Let [math]\displaystyle{ k }[/math] be the non-zero entries in the row. If [math]\displaystyle{ k\le2\sqrt{2m\ln n} }[/math], then clearly [math]\displaystyle{ |c_i| }[/math] is no greater than [math]\displaystyle{ 2\sqrt{2m\ln n} }[/math]. On the other hand if [math]\displaystyle{ k\gt 2\sqrt{2m\ln n} }[/math] then the [math]\displaystyle{ k }[/math] nonzero terms in the sum
- [math]\displaystyle{ c_i=\sum_{j=1}^m a_{ij}b_j }[/math]
are independent, each with probability 1/2 of being either +1 or -1.
Thus, for these [math]\displaystyle{ k }[/math] nonzero terms, each [math]\displaystyle{ b_i }[/math] is either positive or negative independently with equal probability.
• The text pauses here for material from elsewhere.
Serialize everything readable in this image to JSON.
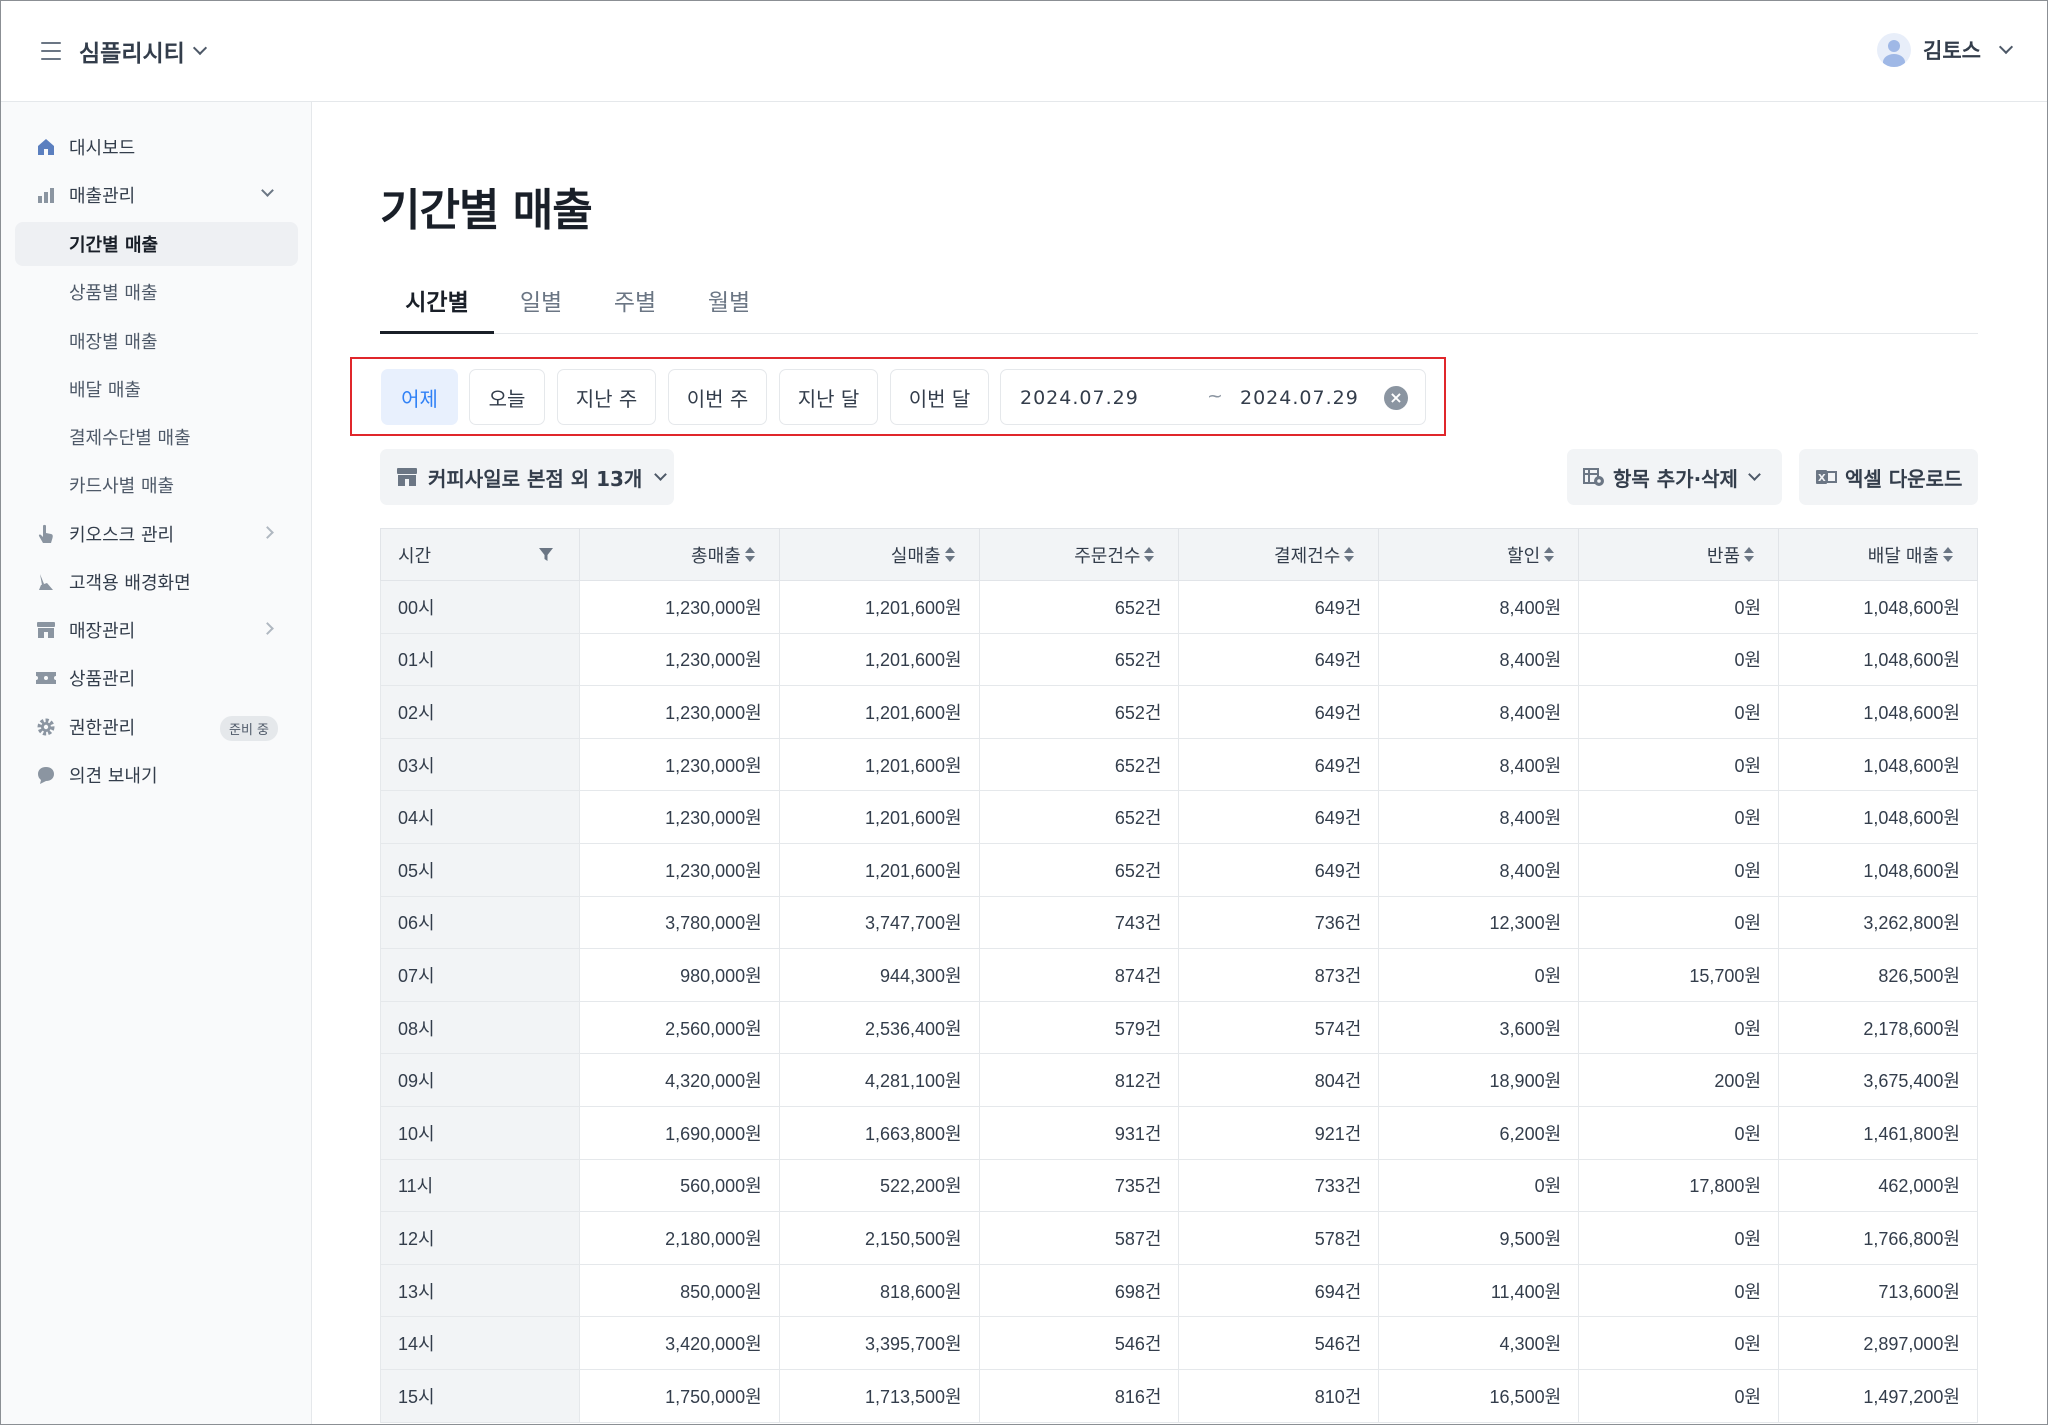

There are expectedly [math]\displaystyle{ \mu=\frac{k}{2} }[/math] positive [math]\displaystyle{ b_i }[/math]'s among these [math]\displaystyle{ k }[/math] terms, and [math]\displaystyle{ c_i\lt -2\sqrt{2m\ln n} }[/math] only occurs when there are less than [math]\displaystyle{ \frac{k}{2}-\sqrt{2m\ln n}=\left(1-\delta\right)\mu }[/math] positive [math]\displaystyle{ b_i }[/math]'s, where [math]\displaystyle{ \delta=\frac{2\sqrt{2m\ln n}}{k} }[/math]. Applying Chernoff bound, this event occurs with probability at most
- [math]\displaystyle{ \begin{align} \exp\left(-\frac{\mu\delta^2}{2}\right) &= \exp\left(-\frac{k}{2}\cdot\frac{8m\ln n}{2k^2}\right)\\ &= \exp\left(-\frac{2m\ln n}{k}\right)\\ &\le \exp\left(-\frac{2m\ln n}{m}\right)\\ &\le n^{-2}. \end{align} }[/math]
The same argument can be applied to negative [math]\displaystyle{ b_i }[/math]'s, so that the probability that [math]\displaystyle{ c_i\gt 2\sqrt{2m\ln n} }[/math] is at most [math]\displaystyle{ n^{-2} }[/math]. Therefore, by the union bound,
- [math]\displaystyle{ \Pr[|c_i|\gt 2\sqrt{2m\ln n}]\le\frac{2}{n^2} }[/math].
Apply the union bound to all [math]\displaystyle{ n }[/math] rows.
- [math]\displaystyle{ \Pr[\|Ab\|_\infty\gt 2\sqrt{2m\ln n}]\le n\cdot\Pr[|c_i|\gt 2\sqrt{2m\ln n}]\le\frac{2}{n} }[/math].
- [math]\displaystyle{ \square }[/math]
How good is this randomized algorithm? In fact when [math]\displaystyle{ m=n }[/math] there exists a matrix [math]\displaystyle{ A }[/math] such that [math]\displaystyle{ \|Ab\|_\infty=\Omega(\sqrt{n}) }[/math] for any choice of [math]\displaystyle{ b\in\{-1,+1\}^n }[/math].